Wills & Inheritance
Inheritance law is a body of legal rules governing capacity to inherit and the method or form of inheritance, while also regulating hereditary succession after death. This law includes the concept of testamento (will), which is a document expressing how the estate is to be inherited in Spain.
A testamento (will) is a legal document or instrument that sets out and structures the succession of a person after their death.
The will as a formal document
In Spain, wills are normally executed before notary.
At BASLAS Abogados we draft the testator’s last wishes in double-column format in both Spanish and the client’s own language (French or English) so as to ensure that everyone understands what is being said, thus avoiding the need to obtain a separate certified translation when the time comes to use the will.
In the event of intestate succession (where no will exists), you will need to draw up what is known as a declaración de herederos (declaration of heirs), which may be executed before notary or arranged through the courts.
Declaration of heirs executed before notary
If, based on the rules we have just mentioned, the deceased’s direct descendants, ascendants or spouse are to inherit the estate, the declaration of heirs will be executed before a notary public for the area in which the deceased was last domiciled prior to their passing.
Declaration of heirs arranged through the courts
If the heirs are someone other than the deceased’s direct ascendants or descendants (perhaps siblings, children of siblings or relatives of a more distant degree), then the law states that the declaration of heirs must be made by the judge, following the procedures provided for at law.
Documents needed for the declaration of heirs
- Death certificate:obtained from the Civil Registry of the town where the deceased passed (even if different from the deceased’s primary place of residence).
The Civil Registry is usually kept by the magistrate’s court of the town or city concerned (Juzgado de Paz), or by the local council. The search can often be made easier by presenting the family book (libro de famliia) and three copies should be requested to ensure that we have enough for the various procedures in store.
- Certificate of the Registry of Last Wills and Testament:to find out whether the deceased made a will, and if so, to discover where and when he made his or her last one.
To obtain this certificate, you will need to furnish the death certificate, complete a form that can be purchased from a tobacconist’s, and then present or send that form to the Ministry of Justice. You can also ask the notary to provide this form.
- If a will exists:if the certificate obtained from the registry reveals that a will does exist, then you will need to request a certified copy from the notary’s office where it was made (the copy handed to the testator will not suffice).

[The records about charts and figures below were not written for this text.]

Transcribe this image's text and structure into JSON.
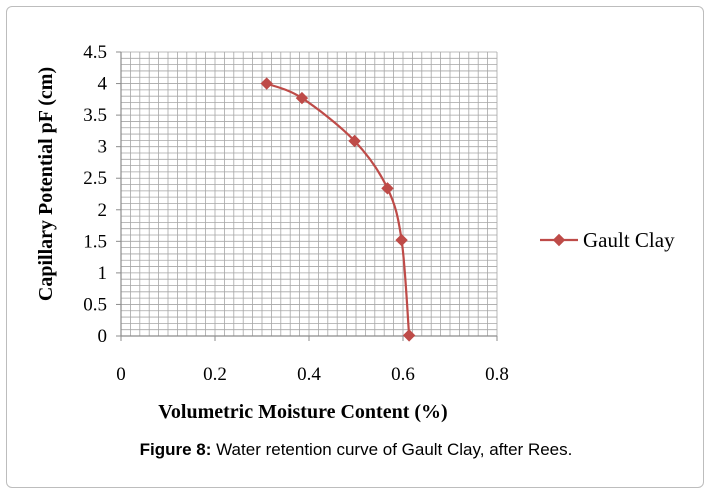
{
  "caption": {
    "label": "Figure 8:",
    "text": " Water retention curve of Gault Clay, after Rees."
  },
  "chart_data": {
    "type": "line",
    "xlabel": "Volumetric Moisture Content (%)",
    "ylabel": "Capillary Potential pF (cm)",
    "xlim": [
      0,
      0.8
    ],
    "ylim": [
      0,
      4.5
    ],
    "xticks": [
      "0",
      "0.2",
      "0.4",
      "0.6",
      "0.8"
    ],
    "yticks": [
      "0",
      "0.5",
      "1",
      "1.5",
      "2",
      "2.5",
      "3",
      "3.5",
      "4",
      "4.5"
    ],
    "grid": true,
    "legend_position": "right",
    "series": [
      {
        "name": "Gault Clay",
        "color": "#be4b48",
        "marker": "diamond",
        "x": [
          0.31,
          0.385,
          0.497,
          0.567,
          0.597,
          0.613
        ],
        "y": [
          4.0,
          3.77,
          3.09,
          2.34,
          1.52,
          0.01
        ]
      }
    ]
  }
}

Who can request a copy of the will? Only persons who have a right to claim on the estate according to the will, as well as forced heirs (known as herederos forzosos), or those persons who would be entitled to the inheritance if there were no will.
How? By heading to the notary’s office where the will was made and presenting your ID card in person, or by sending a signed letter authenticated by a notary from your town or city or who otherwise knows you. This notary will prepare everything for you and will even write the letter requesting the will.
- If no will exists:a declaration of heirs will have to be drawn up, either by a notary or through the courts, depending on the circumstances, as discussed previously (see “What happens if there is no will?”). The certified copy of the will or the declaration of heirs, once obtained, will effectively show us who has rights over the estate and what rights each person possesses, thus allowing us to carve up the estate.
Carving up the estate
Once we have completed the steps described above, we will effectively know who is entitled to the estate, which can then be carved up accordingly among the heirs.
The heirs must all agree on the assets pertaining to each of them.
Acceptance and waiver of inheritance rights
Any party able to prove their legitimate right to insist that any heir accept or waive their inheritance may instruct the notary to inform the person concerned that he or she has thirty calendar days in which to accept their inheritance unconditionally, or accept on the condition of not having to pay creditors more than the value of the inheritance (known as beneficio de inventario), or otherwise waive their inheritance. When sending the notification, the notary will also make clear that if the heir fails to express their choice within that period, the inheritance will be deemed to have been accepted unconditionally.
Any waiver of the inheritance must be formalised in a public instrument before a notary public.
A declaration by the heir that they wish to rely on the beneficio de inventario, which is where they accept the inheritance but on the condition that their liability not exceed the value of the inherited assets, must also be made before a notary.